Article courtesy of SBAM Approved Partner ASE
By Michael J. Burns
In a case of first impression, the Sixth Circuit Court of Appeals (which covers Michigan) has ruled that employer-required counseling to identify mental disorders or impairments counts as a medical examination and therefore is protected under the Americans With Disabilities Act (ADA).
The case highlights how important it is for employers to know what constitutes “medical care,” and thus triggers ADA protection, when they direct employees to receive counseling for unacceptable behaviors.
In reaching its ruling, the Sixth Circuit reversed a lower court ruling that the “counseling” an employer directed an employee to get for erratic on-the-job behavior did not trigger protection under the ADA.
The plaintiff-employee, an emergency medical technician, started exhibiting erratic behavior after becoming romantically involved with a co-worker. After a second incident involving a confrontation with another employee in front of a patient, her supervisor told the plaintiff to attend counseling in order to keep her job. The plaintiff refused, left her job and then brought this lawsuit alleging a number of discrimination issues. The court dismissed the other issues, leaving only the ADA issue at hand.
The lower court ruled in a Summary Disposition that the supervisor’s direction to get counseling alone did not constitute a medical examination under the ADA. Therefore protection under the ADA was unavailable as a claim.
On appeal, the Sixth Circuit disagreed with the lower court’s ruling.
The initial lawsuit alleged that the demand to attend counseling violated the section of the ADA that protects disabled employees (or those considered disabled) from discrimination. The Sixth Circuit ruled that the act of terminating the employee in proximate causation (i.e., near to the unacceptable behavior[s] in question) and recognition of that fact by requiring a medical examination was a question of fact for a jury to decide. Therefore, the award of Summary Disposition in favor of the employer was incorrect.
In making its decision, the court looked at the EEOC’s Enforcement Guidance for the ADA, which includes a seven-factor test for deciding whether a procedure or test is “medical” or not. Under that guidance, any one factor that is “medical” can be enough to make a test “medical.” The crucial difference is whether the psychological tests deployed are to measure personality traits or mental disorders or impairments. If the former, then counseling was not “medical”; if the latter, then it was.
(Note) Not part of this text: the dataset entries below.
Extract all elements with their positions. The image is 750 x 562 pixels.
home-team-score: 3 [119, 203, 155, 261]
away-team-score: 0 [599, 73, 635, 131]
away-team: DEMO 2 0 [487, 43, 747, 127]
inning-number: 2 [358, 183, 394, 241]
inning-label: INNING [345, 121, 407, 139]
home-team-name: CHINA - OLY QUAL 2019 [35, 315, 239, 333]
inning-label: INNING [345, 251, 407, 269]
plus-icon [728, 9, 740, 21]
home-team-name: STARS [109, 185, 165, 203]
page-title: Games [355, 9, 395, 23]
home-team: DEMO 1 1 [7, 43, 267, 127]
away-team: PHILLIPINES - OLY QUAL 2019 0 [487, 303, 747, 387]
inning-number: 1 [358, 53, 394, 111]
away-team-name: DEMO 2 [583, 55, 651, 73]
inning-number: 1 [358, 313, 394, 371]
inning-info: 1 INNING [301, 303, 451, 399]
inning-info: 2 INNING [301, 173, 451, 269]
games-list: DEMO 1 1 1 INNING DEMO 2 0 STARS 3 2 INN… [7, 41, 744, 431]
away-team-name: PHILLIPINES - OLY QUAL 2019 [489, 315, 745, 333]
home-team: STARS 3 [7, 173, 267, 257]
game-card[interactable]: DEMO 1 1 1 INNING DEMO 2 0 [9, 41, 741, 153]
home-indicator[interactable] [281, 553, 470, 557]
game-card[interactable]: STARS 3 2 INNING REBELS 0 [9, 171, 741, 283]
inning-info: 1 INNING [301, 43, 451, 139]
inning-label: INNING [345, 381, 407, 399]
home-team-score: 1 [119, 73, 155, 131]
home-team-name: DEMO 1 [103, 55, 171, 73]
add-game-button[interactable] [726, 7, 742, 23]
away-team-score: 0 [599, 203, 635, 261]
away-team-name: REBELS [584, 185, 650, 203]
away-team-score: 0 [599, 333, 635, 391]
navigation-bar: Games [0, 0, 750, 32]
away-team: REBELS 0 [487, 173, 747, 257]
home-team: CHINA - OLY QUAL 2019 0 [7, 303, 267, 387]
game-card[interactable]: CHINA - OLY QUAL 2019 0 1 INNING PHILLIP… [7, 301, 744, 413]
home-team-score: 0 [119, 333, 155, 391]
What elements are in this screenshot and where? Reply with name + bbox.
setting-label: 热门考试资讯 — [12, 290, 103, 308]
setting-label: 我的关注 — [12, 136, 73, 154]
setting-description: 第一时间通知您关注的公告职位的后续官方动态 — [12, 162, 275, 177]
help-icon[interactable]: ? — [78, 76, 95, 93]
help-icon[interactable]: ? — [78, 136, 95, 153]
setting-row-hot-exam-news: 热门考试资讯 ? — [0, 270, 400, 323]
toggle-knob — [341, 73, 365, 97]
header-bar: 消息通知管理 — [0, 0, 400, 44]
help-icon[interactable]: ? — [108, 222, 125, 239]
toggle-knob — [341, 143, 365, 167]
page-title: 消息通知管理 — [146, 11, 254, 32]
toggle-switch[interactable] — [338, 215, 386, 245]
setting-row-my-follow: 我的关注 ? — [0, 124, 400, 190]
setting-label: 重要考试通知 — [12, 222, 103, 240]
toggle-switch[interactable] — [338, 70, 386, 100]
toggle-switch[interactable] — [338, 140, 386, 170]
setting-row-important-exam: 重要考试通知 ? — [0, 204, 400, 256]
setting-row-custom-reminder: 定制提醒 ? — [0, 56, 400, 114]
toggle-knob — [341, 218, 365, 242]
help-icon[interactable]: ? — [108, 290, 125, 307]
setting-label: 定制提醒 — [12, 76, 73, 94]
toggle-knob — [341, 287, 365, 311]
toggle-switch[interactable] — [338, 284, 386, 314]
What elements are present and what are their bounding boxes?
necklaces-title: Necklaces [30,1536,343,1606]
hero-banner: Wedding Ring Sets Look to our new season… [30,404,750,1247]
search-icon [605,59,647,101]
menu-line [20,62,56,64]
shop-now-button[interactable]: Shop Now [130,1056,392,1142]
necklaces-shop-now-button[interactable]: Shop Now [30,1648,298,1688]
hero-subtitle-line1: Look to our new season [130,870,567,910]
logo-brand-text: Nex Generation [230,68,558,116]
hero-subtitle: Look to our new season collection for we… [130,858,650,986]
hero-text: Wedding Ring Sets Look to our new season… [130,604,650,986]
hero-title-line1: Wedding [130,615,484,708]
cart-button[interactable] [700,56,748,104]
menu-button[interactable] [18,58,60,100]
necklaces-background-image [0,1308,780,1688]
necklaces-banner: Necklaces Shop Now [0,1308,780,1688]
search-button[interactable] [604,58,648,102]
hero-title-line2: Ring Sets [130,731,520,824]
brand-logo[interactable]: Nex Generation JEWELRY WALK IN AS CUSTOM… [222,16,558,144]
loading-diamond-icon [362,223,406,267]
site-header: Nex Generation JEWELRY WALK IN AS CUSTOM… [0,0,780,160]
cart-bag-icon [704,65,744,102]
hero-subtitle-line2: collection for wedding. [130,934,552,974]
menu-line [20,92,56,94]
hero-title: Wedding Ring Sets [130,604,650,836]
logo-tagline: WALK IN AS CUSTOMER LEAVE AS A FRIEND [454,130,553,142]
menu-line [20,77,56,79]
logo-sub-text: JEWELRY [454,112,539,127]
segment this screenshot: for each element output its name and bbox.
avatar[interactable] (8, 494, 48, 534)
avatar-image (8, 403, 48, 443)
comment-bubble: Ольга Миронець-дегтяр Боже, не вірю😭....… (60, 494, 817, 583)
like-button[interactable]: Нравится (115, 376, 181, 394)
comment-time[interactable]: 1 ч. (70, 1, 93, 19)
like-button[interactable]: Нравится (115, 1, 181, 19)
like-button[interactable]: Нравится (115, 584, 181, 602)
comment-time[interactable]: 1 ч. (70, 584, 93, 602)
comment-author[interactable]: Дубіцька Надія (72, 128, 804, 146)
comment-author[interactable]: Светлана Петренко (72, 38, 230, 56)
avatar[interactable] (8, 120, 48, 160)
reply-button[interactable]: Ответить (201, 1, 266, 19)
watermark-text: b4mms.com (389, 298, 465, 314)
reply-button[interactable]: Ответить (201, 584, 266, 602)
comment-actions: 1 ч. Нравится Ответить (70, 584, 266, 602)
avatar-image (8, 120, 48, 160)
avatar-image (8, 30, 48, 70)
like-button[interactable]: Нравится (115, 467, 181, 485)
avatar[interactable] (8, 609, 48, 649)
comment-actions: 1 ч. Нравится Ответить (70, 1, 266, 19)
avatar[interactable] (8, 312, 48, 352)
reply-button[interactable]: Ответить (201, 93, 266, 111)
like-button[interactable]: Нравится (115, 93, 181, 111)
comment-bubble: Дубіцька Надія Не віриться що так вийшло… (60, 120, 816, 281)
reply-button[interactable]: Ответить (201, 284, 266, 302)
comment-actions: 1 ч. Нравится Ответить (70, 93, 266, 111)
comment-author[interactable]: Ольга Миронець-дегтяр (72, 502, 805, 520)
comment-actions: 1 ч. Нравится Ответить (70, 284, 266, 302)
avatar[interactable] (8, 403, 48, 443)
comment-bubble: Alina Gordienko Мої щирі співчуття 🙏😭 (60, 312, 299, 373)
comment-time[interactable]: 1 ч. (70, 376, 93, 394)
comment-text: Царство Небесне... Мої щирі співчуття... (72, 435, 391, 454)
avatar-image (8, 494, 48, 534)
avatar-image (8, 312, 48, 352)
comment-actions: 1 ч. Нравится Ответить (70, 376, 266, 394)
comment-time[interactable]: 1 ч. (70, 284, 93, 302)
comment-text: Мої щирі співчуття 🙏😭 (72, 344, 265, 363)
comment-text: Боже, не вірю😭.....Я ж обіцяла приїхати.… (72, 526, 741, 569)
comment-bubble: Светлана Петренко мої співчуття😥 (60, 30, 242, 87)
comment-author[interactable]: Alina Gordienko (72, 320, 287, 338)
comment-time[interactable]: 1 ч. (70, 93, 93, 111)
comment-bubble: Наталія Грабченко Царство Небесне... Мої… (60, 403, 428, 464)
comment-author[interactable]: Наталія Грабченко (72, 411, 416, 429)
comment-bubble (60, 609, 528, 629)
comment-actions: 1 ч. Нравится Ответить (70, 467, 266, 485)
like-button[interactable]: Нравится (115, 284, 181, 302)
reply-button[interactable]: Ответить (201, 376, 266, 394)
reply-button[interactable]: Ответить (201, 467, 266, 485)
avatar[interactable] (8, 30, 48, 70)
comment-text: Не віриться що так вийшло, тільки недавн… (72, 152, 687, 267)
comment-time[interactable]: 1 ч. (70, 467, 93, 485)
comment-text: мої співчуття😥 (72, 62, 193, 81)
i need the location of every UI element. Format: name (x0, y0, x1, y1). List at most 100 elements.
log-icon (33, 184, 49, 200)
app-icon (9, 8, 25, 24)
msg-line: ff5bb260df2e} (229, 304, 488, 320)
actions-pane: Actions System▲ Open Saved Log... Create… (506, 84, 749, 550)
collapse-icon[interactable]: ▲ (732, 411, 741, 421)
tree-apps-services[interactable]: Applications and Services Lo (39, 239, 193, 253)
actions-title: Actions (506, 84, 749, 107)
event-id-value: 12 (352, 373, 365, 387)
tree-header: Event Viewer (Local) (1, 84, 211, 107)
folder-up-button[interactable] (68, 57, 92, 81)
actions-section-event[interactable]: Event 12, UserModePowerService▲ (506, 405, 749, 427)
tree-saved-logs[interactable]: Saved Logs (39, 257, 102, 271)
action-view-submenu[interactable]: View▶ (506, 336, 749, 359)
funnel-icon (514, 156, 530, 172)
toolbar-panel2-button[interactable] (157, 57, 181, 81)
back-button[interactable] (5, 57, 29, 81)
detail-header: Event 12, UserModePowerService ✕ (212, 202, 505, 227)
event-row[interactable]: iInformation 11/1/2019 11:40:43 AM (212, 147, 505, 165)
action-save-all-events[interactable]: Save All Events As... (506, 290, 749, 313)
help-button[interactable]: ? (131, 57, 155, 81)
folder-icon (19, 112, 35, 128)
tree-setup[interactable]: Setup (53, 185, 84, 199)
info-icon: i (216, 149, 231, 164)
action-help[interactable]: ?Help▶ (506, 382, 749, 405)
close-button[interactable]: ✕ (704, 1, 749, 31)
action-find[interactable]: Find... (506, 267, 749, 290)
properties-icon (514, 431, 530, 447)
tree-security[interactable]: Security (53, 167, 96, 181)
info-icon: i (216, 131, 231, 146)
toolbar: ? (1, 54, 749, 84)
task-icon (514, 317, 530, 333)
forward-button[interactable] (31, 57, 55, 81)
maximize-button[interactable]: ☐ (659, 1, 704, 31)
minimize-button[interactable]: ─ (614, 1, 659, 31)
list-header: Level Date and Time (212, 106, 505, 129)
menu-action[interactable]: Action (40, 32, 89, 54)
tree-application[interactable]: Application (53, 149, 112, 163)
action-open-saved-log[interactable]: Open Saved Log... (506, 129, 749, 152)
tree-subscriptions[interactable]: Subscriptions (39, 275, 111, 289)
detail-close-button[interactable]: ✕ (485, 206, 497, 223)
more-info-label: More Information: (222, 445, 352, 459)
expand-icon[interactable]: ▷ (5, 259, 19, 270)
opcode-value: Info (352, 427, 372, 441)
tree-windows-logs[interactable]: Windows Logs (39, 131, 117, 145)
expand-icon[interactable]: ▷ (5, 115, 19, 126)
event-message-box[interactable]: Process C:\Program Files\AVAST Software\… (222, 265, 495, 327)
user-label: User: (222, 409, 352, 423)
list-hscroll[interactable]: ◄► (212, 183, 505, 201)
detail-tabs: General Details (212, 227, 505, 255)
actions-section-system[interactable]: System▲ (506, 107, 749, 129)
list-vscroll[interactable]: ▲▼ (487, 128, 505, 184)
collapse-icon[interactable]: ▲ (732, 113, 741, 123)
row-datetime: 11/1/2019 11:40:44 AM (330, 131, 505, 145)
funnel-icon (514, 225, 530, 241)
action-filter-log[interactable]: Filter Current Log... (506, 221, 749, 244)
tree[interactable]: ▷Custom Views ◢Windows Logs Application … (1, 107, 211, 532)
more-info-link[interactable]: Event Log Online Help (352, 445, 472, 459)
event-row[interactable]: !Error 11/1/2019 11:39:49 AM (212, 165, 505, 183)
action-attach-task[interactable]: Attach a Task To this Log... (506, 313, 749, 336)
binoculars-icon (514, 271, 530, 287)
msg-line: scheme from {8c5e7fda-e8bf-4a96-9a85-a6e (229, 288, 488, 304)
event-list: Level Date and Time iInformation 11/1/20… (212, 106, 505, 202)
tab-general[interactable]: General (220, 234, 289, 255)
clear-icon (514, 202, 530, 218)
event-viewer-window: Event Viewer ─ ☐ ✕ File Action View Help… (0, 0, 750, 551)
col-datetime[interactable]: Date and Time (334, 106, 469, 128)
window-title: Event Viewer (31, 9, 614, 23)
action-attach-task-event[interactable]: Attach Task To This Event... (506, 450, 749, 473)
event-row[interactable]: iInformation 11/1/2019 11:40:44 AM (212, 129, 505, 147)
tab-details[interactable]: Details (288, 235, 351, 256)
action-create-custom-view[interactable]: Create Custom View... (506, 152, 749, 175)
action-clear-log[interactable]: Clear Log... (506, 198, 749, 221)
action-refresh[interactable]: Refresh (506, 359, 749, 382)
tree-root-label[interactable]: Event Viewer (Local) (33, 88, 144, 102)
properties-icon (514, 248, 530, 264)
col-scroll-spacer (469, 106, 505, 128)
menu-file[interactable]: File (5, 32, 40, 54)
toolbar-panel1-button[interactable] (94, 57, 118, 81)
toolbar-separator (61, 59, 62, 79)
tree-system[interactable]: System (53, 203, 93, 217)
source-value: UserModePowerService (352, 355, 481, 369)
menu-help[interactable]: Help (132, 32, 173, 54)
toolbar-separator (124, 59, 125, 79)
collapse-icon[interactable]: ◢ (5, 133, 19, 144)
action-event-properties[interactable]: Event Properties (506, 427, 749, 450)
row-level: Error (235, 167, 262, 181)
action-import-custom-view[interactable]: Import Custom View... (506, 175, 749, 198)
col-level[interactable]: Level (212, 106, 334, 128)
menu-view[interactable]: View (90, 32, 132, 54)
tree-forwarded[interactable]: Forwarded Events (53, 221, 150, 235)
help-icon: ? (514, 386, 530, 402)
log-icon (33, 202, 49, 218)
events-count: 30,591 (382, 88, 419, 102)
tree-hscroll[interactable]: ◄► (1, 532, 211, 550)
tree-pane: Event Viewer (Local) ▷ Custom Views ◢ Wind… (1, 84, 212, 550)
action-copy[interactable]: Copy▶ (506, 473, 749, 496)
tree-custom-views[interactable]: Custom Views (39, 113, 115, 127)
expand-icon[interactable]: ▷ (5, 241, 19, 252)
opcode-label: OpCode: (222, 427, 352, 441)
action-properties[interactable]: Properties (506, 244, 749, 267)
The court noted that it is the application of the employer’s mandate to get counseling, which in this case resulted in a medical examination, that matters. It is not the employer’s intent, whatever that might actually be.
Following precedent out of the Seventh Circuit Court of Appeals, this decision strengthens the legal takeaway that if an employee exhibits behavior to the point where an employer recommends some type of counseling that employee may very well be protected under ADA. Many employers who steer their employees to the company’s Employee Assistance Program under these kinds of circumstances need to understand the implications of that decision.